Variety of groups are recognised on the night
Public Participation Network annual awards night hosted by Bellingham Castle
David Walsh proves that having a disability does not prevent you from being a key member of the volunteer community.
With the support of his carers, David is a full time, professional volunteer and makes his time available to charities for fundraising activities and fills his days by helping others.
Family Addiction Support Network Facilitators
Their role is to provide a service for family members experiencing extreme difficulties living with addiction. They provide three hours per week plus an extra two hours per month to deliver peer support to family members living with addiction issues.
Some facilitators have been involved for 16 years and continue to deliver an expert service thanks to their vast experience.
They also take part in fundraising and are true community heroes.
The Youth Project gives young people the opportunity to become active community members by providing leadership and child protection awareness training.
They also run a homework club and a youth club for five nights a week for people aged 8-18.
They have done so much for the Muirhevnamor area and have done everything from street clean ups to Christmas and holiday projects.
The group now supports nearly 400 older people, triple the amount from last year.
Their service aims to tackle loneliness and support older people in their homes.
They run a befriending telephone service and organise social events.
Over 60% of the volunteers are aged over 60, also providing them with a great way to stay in the community.
Cuchulainn Celtic Strings group
Celtic strings is a community based group of young musicians who play and promote Irish Trad music in Louth and the North East.
They've played at cultural events throughout the region, including the Ulster Fleadh and the Fleadh in Drogheda.
Under the direction of Noreen McManus, these young people are doing something good for their community, while playing and enjoying their music.

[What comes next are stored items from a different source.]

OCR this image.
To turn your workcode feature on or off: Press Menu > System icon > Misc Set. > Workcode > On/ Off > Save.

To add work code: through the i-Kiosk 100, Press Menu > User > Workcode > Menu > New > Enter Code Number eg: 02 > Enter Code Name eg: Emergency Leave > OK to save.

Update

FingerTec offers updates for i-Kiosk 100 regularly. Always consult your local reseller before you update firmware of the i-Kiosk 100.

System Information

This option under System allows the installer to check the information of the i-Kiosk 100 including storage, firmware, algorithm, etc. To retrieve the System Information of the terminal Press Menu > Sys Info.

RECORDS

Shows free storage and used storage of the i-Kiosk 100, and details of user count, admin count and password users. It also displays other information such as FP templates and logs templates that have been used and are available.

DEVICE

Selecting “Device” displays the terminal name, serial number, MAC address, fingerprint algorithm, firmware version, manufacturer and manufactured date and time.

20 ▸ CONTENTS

Befriending project award honour for Paulette McArdle
One of the Special Awards presented went to Paulette McArdle from the Befriending Programme, a strand of the Drogheda and District Support for Older People group.
Paulette started the programme three years ago and the concept has really taken off.
Basically, they recruit volunteers who go to visit people in their community.
At the very start, Paulette visits possible clients and tells them about the service and if they want to take part.
Volunteers are then interviewed and vetted and eventually they meet their friend for up to one hour a week.
'They just sit down and talk, it's not about cleaning or bringing anything. Some people like to talk about old days and our volunteers sit down and listen and chat. It's about personal interaction and giving them time.
'People can be recommended to us for the service or family members might ask us. But people out there who might like to avail of it should just contact us and we'll take it from there.'
They have up to 35 matched couples at the moment.
'It has settled into the mindset and a lot of older people are embracing it. We have people from 25 up to 80 as volunteers and our clients are up to 100 years old.'
The service is for south Louth and East Meath as well as Ardee to Stamullen.
Reward for Drogheda rescue group
Drogheda Animal Rescue is marking 21 years this year, but admit that fundraising is always an issue that impacts on their services.
Fiona Lee Gargan and Liza Clancy attended last week's award where DAR were honoured for their work.
They have between 50 to 70 volunteers and many foster animals, which is another vital point as they don't have the room at Bell's Court to cater for the numbers that are presented.
'We are always very busy, 12 months of the year,' Liza states.
They have found that people moving to new houses or renting are forced to surrender cats and dogs as their circumstances change.
'We always need volunteers and fundraisers,' Fiona adds.
Indeed, they would love to create a fundraising team to deal with that side of the service - so any takers out there?
DAR is seen as a point of contact with the public when they come across an animal in trouble.
Hundreds of animals have found their 'forever home' through the rescue service.